Friday, August 21, 2015

The Good, The Bad, and the Truth about Adjustable Rate Mortgages (“ARMs”)



When Borrowers decide to lock in their fixed-rate mortgage, they are guaranteed that rate whether the Lender's interest rates increase or decrease.  I discussed how rates are determined in an earlier blog, Current Interest Rates Mean More House for Buyers  Rates will fluctuate based on the market and Borrowers need to decide when they want to lock in or set their rate.

One of the most common questions I get from Borrowers is "Should I lock in now or float?"   There is no crystal ball to let Lenders or Borrowers know if locking in early is a good decision.  I cannot give a definite answer because a rate can rise or decrease (multiple times!)  from when a Borrower applies for a mortgage until the time they are at the settlement table.  Unless you are in the mortgage industry, you might not realize that rates actually change a few times a day.  It’s similar to the stock market, you can follow the analysts, but no one can predict with 100% accuracy. 

So, what are your options? Outside the US, variable-rates mortgages are the norm, especially in countries such as the UK, Ireland, Canada, and Australia.  The majority of mortgages in the US are fixed rate, however ARMs should be considered by some borrowers

The Good:  Most ARMs provide a cap, so this safeguards or limits the risk to the borrower.  In the end, Lenders want Borrowers to pay back their loan, so there is a limit to how much risk they want the borrower to absorb. Current caps are still much lower than normal fixed mortgage rates were 10 years ago.  Moreover, Borrower’s initial payments will be lower, giving them more buying power and the ability to afford “more house”. 

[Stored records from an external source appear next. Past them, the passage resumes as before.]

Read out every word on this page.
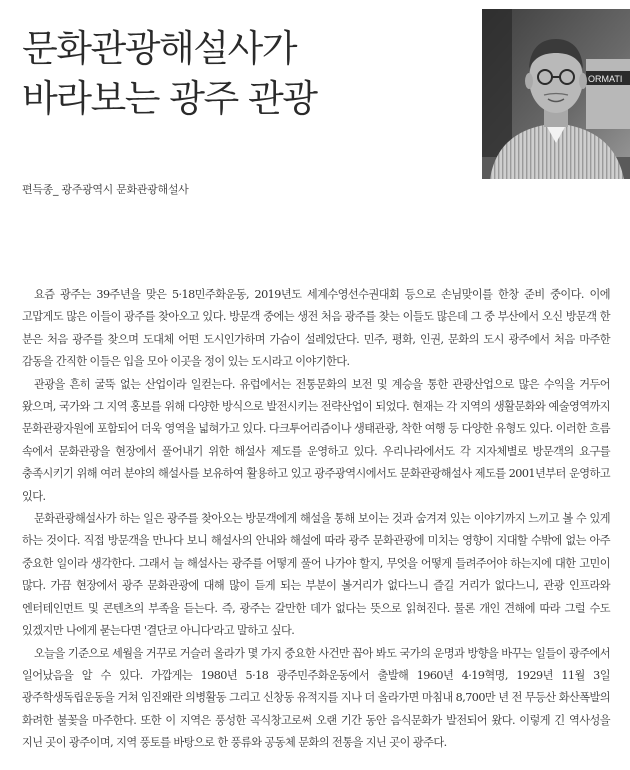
문화관광해설사가
바라보는 광주 관광	ORMATI
편득종_ 광주광역시 문화관광해설사

요즘 광주는 39주년을 맞은 5·18민주화운동, 2019년도 세계수영선수권대회 등으로 손님맞이를 한창 준비 중이다. 이에 고맙게도 많은 이들이 광주를 찾아오고 있다. 방문객 중에는 생전 처음 광주를 찾는 이들도 많은데 그 중 부산에서 오신 방문객 한 분은 처음 광주를 찾으며 도대체 어떤 도시인가하며 가슴이 설레었단다. 민주, 평화, 인권, 문화의 도시 광주에서 처음 마주한 감동을 간직한 이들은 입을 모아 이곳을 정이 있는 도시라고 이야기한다.

관광을 흔히 굴뚝 없는 산업이라 일컫는다. 유럽에서는 전통문화의 보전 및 계승을 통한 관광산업으로 많은 수익을 거두어 왔으며, 국가와 그 지역 홍보를 위해 다양한 방식으로 발전시키는 전략산업이 되었다. 현재는 각 지역의 생활문화와 예술영역까지 문화관광자원에 포함되어 더욱 영역을 넓혀가고 있다. 다크투어리즘이나 생태관광, 착한 여행 등 다양한 유형도 있다. 이러한 흐름 속에서 문화관광을 현장에서 풀어내기 위한 해설사 제도를 운영하고 있다. 우리나라에서도 각 지자체별로 방문객의 요구를 충족시키기 위해 여러 분야의 해설사를 보유하여 활용하고 있고 광주광역시에서도 문화관광해설사 제도를 2001년부터 운영하고 있다.

문화관광해설사가 하는 일은 광주를 찾아오는 방문객에게 해설을 통해 보이는 것과 숨겨져 있는 이야기까지 느끼고 볼 수 있게 하는 것이다. 직접 방문객을 만나다 보니 해설사의 안내와 해설에 따라 광주 문화관광에 미치는 영향이 지대할 수밖에 없는 아주 중요한 일이라 생각한다. 그래서 늘 해설사는 광주를 어떻게 풀어 나가야 할지, 무엇을 어떻게 들려주어야 하는지에 대한 고민이 많다. 가끔 현장에서 광주 문화관광에 대해 많이 듣게 되는 부분이 볼거리가 없다느니 즐길 거리가 없다느니, 관광 인프라와 엔터테인먼트 및 콘텐츠의 부족을 듣는다. 즉, 광주는 갈만한 데가 없다는 뜻으로 읽혀진다. 물론 개인 견해에 따라 그럴 수도 있겠지만 나에게 묻는다면 '결단코 아니다'라고 말하고 싶다.

오늘을 기준으로 세월을 거꾸로 거슬러 올라가 몇 가지 중요한 사건만 꼽아 봐도 국가의 운명과 방향을 바꾸는 일들이 광주에서 일어났음을 알 수 있다. 가깝게는 1980년 5·18 광주민주화운동에서 출발해 1960년 4·19혁명, 1929년 11월 3일 광주학생독립운동을 거쳐 임진왜란 의병활동 그리고 신창동 유적지를 지나 더 올라가면 마침내 8,700만 년 전 무등산 화산폭발의 화려한 불꽃을 마주한다. 또한 이 지역은 풍성한 곡식창고로써 오랜 기간 동안 음식문화가 발전되어 왔다. 이렇게 긴 역사성을 지닌 곳이 광주이며, 지역 풍토를 바탕으로 한 풍류와 공동체 문화의 전통을 지닌 곳이 광주다.
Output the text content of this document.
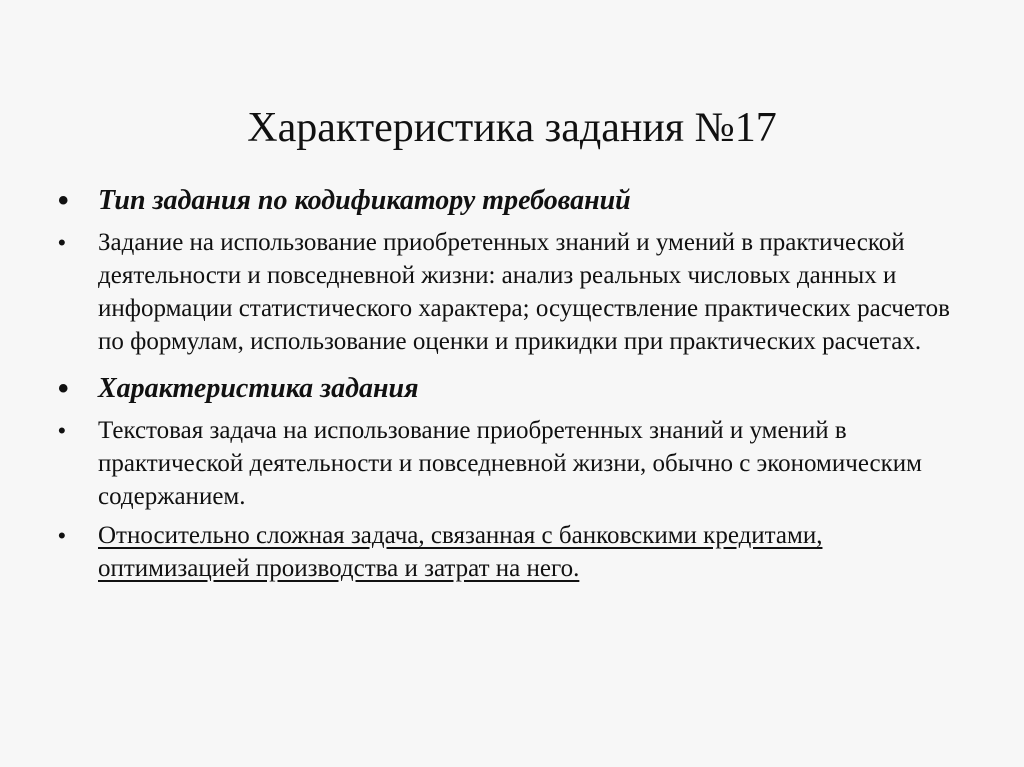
Характеристика задания №17
• Тип задания по кодификатору требований
• Задание на использование приобретенных знаний и умений в практической деятельности и повседневной жизни: анализ реальных числовых данных и информации статистического характера; осуществление практических расчетов по формулам, использование оценки и прикидки при практических расчетах.
• Характеристика задания
• Текстовая задача на использование приобретенных знаний и умений в практической деятельности и повседневной жизни, обычно с экономическим содержанием.
• Относительно сложная задача, связанная с банковскими кредитами, оптимизацией производства и затрат на него.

The Bad: Adjustable rate mortgages or ARMs transfer the interest rate risk from the Lender to the Borrower. The Borrower will benefit if the interest rate falls, but could lose if the interest rates increase.  Borrowers should avoid ARMs if they play on staying in their home 11 years or more or if there is little chance rates will ever drop.  

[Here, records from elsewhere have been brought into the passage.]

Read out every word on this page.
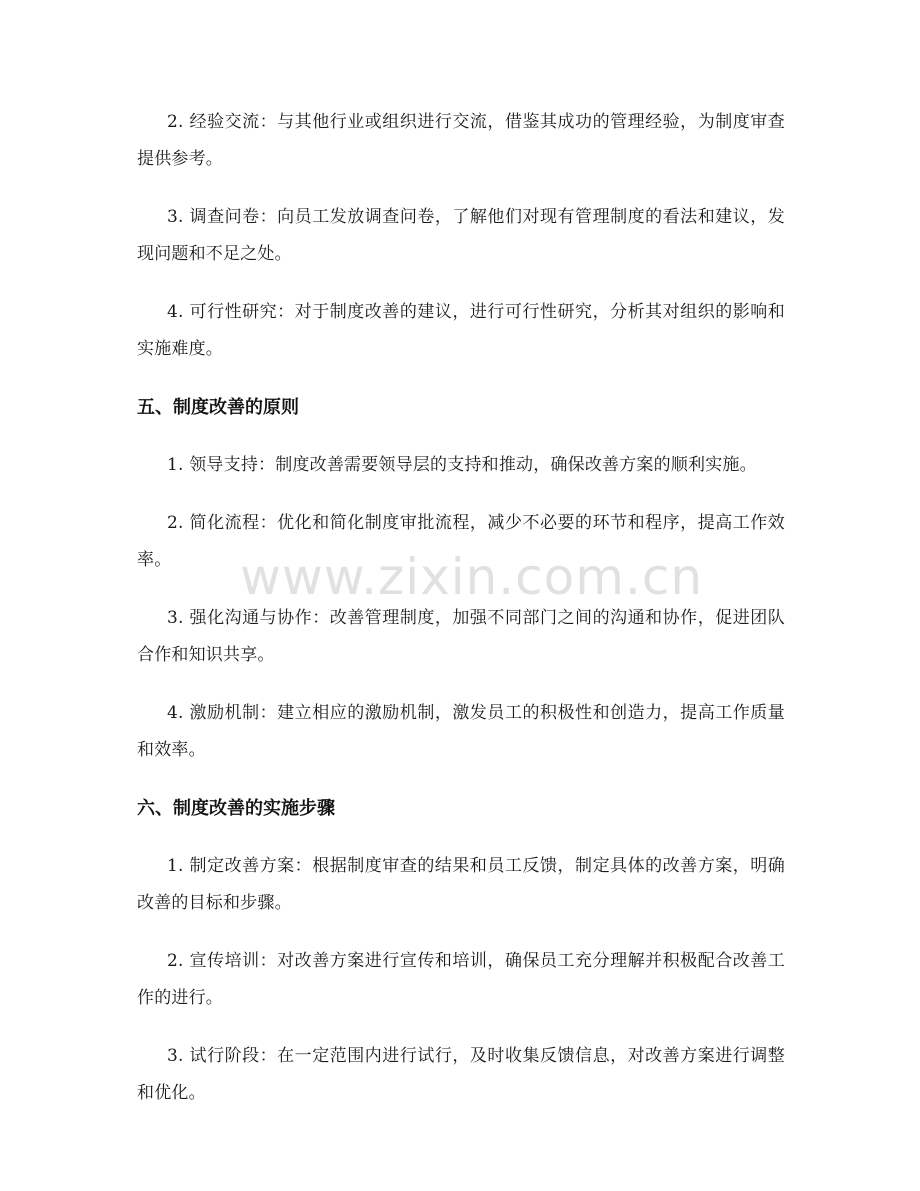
2. 经验交流：与其他行业或组织进行交流，借鉴其成功的管理经验，为制度审查提供参考。

3. 调查问卷：向员工发放调查问卷，了解他们对现有管理制度的看法和建议，发现问题和不足之处。

4. 可行性研究：对于制度改善的建议，进行可行性研究，分析其对组织的影响和实施难度。

五、制度改善的原则

1. 领导支持：制度改善需要领导层的支持和推动，确保改善方案的顺利实施。

2. 简化流程：优化和简化制度审批流程，减少不必要的环节和程序，提高工作效率。

3. 强化沟通与协作：改善管理制度，加强不同部门之间的沟通和协作，促进团队合作和知识共享。

4. 激励机制：建立相应的激励机制，激发员工的积极性和创造力，提高工作质量和效率。

六、制度改善的实施步骤

1. 制定改善方案：根据制度审查的结果和员工反馈，制定具体的改善方案，明确改善的目标和步骤。

2. 宣传培训：对改善方案进行宣传和培训，确保员工充分理解并积极配合改善工作的进行。

3. 试行阶段：在一定范围内进行试行，及时收集反馈信息，对改善方案进行调整和优化。

www.zixin.com.cn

The Truth:  The risk might be worth it! Overall adjustable rate mortgages are typically less expensive than fixed-rate mortgages. ARMs are a great way to get the house you want now before you can afford higher payments.  Consider this scenario:  You are working at a company what will increase your pay as soon you receive your Master’s Degrees.   You are less than a year ago from getting your degree and need to move for your spouse’s new job.   Instead of getting a small house and then looking for another house after your pay raise, it is more cost-effective to move once and get an ARM.  You know your pay will increase within the next year or so, meaning you can support an increase payments IF rates change in five years. Most ARMs have an initial fixed-rate period during which the borrower’s rate doesn’t change, followed by a period during which the rate changes at present intervals.  Compare the two choices below for a house worth $288,000:

Option 1: 30 year fixed rate Mortgage at 3.625%. Principal and Interest payment $1,313.43
Option 2: 5/1 ARM at 2.625%. Principal and Interest payment $1,156.75

Balance remaining in 5 years:
30 Yr fixed:  $259,408.54
5/1 ARM: $254,865.49
Winner: Principal balance on the 5/1 ARM is $4,543.05 lower
Best part is your monthly payments will have totaled $9,400.80 less for a Net savings of $13,943.85!

I would recommend ARMs for buyers when their income is expected to increase, they are likely moving in 10 years or less, or plan on retiring and paying off home within 10 years.   In reality, ARMs benefits a large segment of the population if you consider the fact that 91% of the mortgages are in place 9 years or less.  Read all the fine print closely to make sure your ARM does not have pre-pay penalties, provides caps on the rate, and the interval rate changes are when you can afford the possibility of a higher payment.  It comes down to being an informed consumer and knowing what your plan is for the next five years.  If you know that, you have the potential to save a lot of interest on your mortgage.   ARMs may seem risky at first glance, but they really can benefit certain Borrowers.   When in doubt, have your Mortgage Broker compare fixed and adjustable rate options so you can see the full picture.